The latent heat of water evaporation at temperature $T_2 \lt T_1$ (let we take $T_1$ as the boiling point ) is equal to the latent heat of vaporization at temperature $T_1$
plus the heat required to warm up water from $T_2$ to $T_1$
minus the heat released to cool down vapour from $T_1$ to $T_2$.
$$\Delta H_{\mathrm{evap},T_2} = \Delta H_{\mathrm{evap},T_1} + C_\mathrm{p,water}\cdot (T_1 - T_2) + C_\mathrm{p,vapour}\cdot (T_2 - T_1)$$
where $\Delta H$ are molar latent evaporation heats at constant pressure ( called molar enthalpies of evaporation) at respective temperatures,
$C_\mathrm{p}$ are respecive molar heat capacities of water and vapour ( for simplicity considered constant to avoid integrals).
It is application of the Hess' law, which is application of the energy conservation law. It says the energy change depends only on the initial and final state, not on the way how is the final state reached. If it were not so, we could easily construct perpetuum mobile by switching between 2 states by 2 different ways.
So getting A->B directly, or A->C->D->B is equivalent, where
- A is cold water
- B is cold vapour
- C is hot water
- D is hot vapour
Generally, the latent heat of evaporation increases with decreasing temperature, so you need more energy to evaporate water at lower temperature. At water critical temperature near $374 ^{\circ}\mathrm{C}$ the properties of liquid and gaseous water converge to the same values and the latent heat of evaporation converges to zero.

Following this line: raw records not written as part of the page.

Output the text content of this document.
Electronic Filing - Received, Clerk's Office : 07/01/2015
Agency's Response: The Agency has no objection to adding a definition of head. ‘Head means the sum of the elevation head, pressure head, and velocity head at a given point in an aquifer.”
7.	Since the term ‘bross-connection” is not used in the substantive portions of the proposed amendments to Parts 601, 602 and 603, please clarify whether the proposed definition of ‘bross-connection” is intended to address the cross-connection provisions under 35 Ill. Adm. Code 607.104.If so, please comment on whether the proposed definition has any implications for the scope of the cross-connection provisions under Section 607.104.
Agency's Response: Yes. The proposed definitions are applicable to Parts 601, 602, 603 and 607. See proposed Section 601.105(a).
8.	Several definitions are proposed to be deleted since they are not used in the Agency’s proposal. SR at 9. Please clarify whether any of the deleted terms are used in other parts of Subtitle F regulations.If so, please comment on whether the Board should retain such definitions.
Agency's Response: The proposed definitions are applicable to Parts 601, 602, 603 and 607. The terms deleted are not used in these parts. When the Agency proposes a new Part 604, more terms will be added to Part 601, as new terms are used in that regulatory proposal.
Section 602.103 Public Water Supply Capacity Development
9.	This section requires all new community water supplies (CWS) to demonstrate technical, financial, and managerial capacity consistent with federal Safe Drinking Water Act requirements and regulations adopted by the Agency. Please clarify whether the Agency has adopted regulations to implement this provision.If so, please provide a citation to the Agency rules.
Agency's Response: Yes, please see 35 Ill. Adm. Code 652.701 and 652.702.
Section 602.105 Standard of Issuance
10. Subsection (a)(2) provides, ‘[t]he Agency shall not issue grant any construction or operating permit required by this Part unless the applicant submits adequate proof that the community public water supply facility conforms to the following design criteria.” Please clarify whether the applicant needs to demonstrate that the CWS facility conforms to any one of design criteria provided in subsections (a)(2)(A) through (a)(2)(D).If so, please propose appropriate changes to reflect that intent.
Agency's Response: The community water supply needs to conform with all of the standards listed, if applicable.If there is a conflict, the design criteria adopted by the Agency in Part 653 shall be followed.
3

If water at $50^{\circ}\mathrm{C}$ is provided by latent heat of evaporation at $50^{\circ}\mathrm{C}$, then it will evaporate. If water at $50^{\circ}\mathrm{C}$ is provided by latent heat of evaporation at $100^{\circ}\mathrm{C}$, then some water will not evaporate. Because the latent heat of evaporation is bigger at $50^{\circ}\mathrm{C}$, compared to $100^{\circ}\mathrm{C}$.

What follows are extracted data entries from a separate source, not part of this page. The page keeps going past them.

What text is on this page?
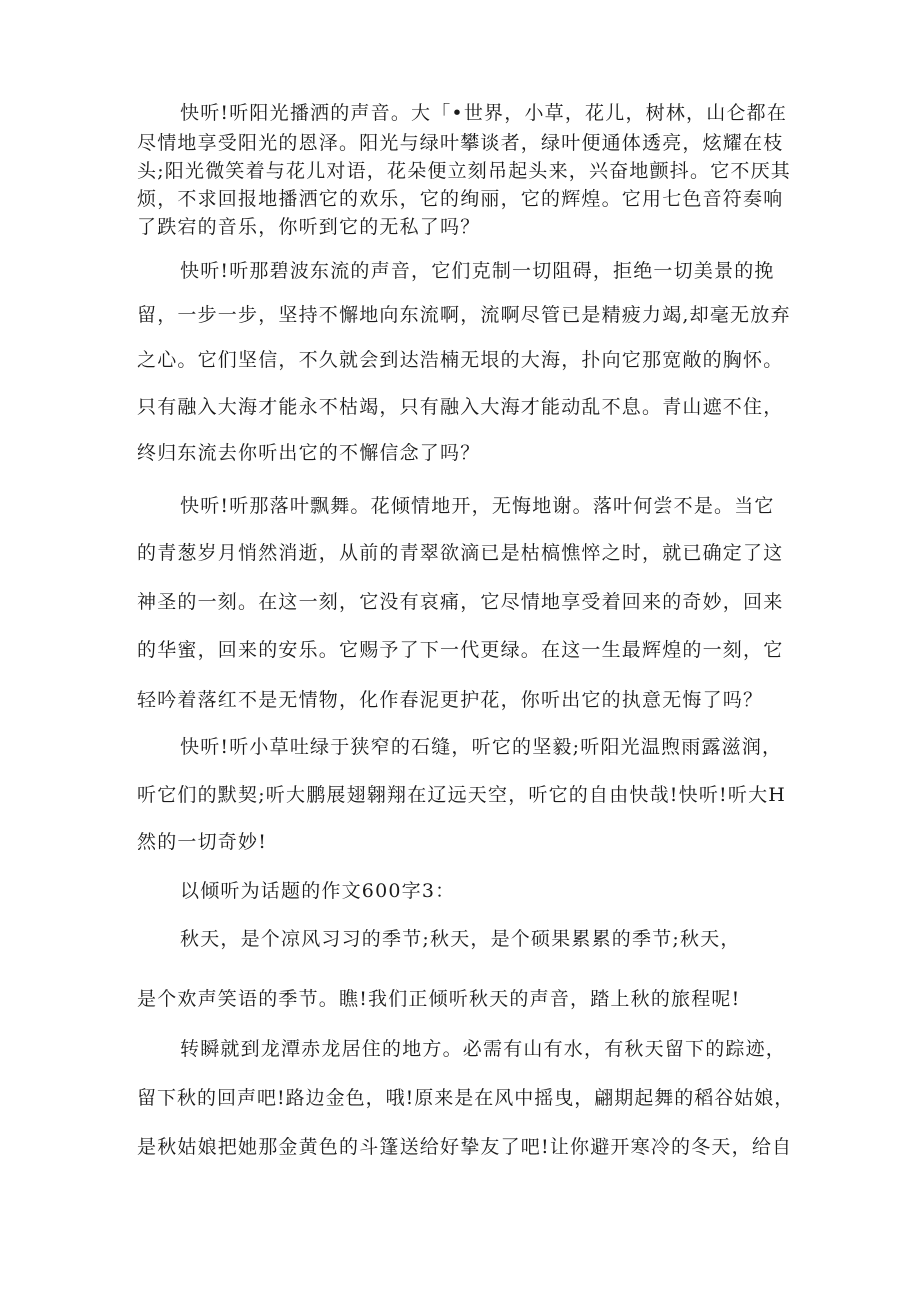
快听!听阳光播洒的声音。大「•世界，小草，花儿，树林，山仑都在
尽情地享受阳光的恩泽。阳光与绿叶攀谈者，绿叶便通体透亮，炫耀在枝
头;阳光微笑着与花儿对语，花朵便立刻吊起头来，兴奋地颤抖。它不厌其
烦，不求回报地播洒它的欢乐，它的绚丽，它的辉煌。它用七色音符奏响
了跌宕的音乐，你听到它的无私了吗？
快听!听那碧波东流的声音，它们克制一切阻碍，拒绝一切美景的挽
留，一步一步，坚持不懈地向东流啊，流啊尽管已是精疲力竭,却毫无放弃
之心。它们坚信，不久就会到达浩楠无垠的大海，扑向它那宽敞的胸怀。
只有融入大海才能永不枯竭，只有融入大海才能动乱不息。青山遮不住，
终归东流去你听出它的不懈信念了吗？
快听!听那落叶飘舞。花倾情地开，无悔地谢。落叶何尝不是。当它
的青葱岁月悄然消逝，从前的青翠欲滴已是枯槁憔悴之时，就已确定了这
神圣的一刻。在这一刻，它没有哀痛，它尽情地享受着回来的奇妙，回来
的华蜜，回来的安乐。它赐予了下一代更绿。在这一生最辉煌的一刻，它
轻吟着落红不是无情物，化作春泥更护花，你听出它的执意无悔了吗？
快听!听小草吐绿于狭窄的石缝，听它的坚毅;听阳光温煦雨露滋润，
听它们的默契;听大鹏展翅翱翔在辽远天空，听它的自由快哉!快听!听大H
然的一切奇妙!
以倾听为话题的作文600字3：
秋天，是个凉风习习的季节;秋天，是个硕果累累的季节;秋天，
是个欢声笑语的季节。瞧!我们正倾听秋天的声音，踏上秋的旅程呢!
转瞬就到龙潭赤龙居住的地方。必需有山有水，有秋天留下的踪迹，
留下秋的回声吧!路边金色，哦!原来是在风中摇曳，翩期起舞的稻谷姑娘，
是秋姑娘把她那金黄色的斗篷送给好挚友了吧!让你避开寒冷的冬天，给自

Technically, it is different question, as evaporation at ambient temperature takes energy from the environment, while you have to supply energy for the boiling.
Note that physicists/chemists prefer to talk about vapour, a gaseous phase of substance, that is not considered as a "permanent" gas. Steam is rather a technical/engineering/everydays term, covering pure water vapour, mixtures of vapour with gases like air, or the same with an aerosol of water or ice particles. See water phase diagram. Water vapour exists even at at mesosphere at altitude near 80 km at temperatures almost $-100^{\circ}\mathrm{C}$. Also, ice can sublimate directly into vapour, without melting.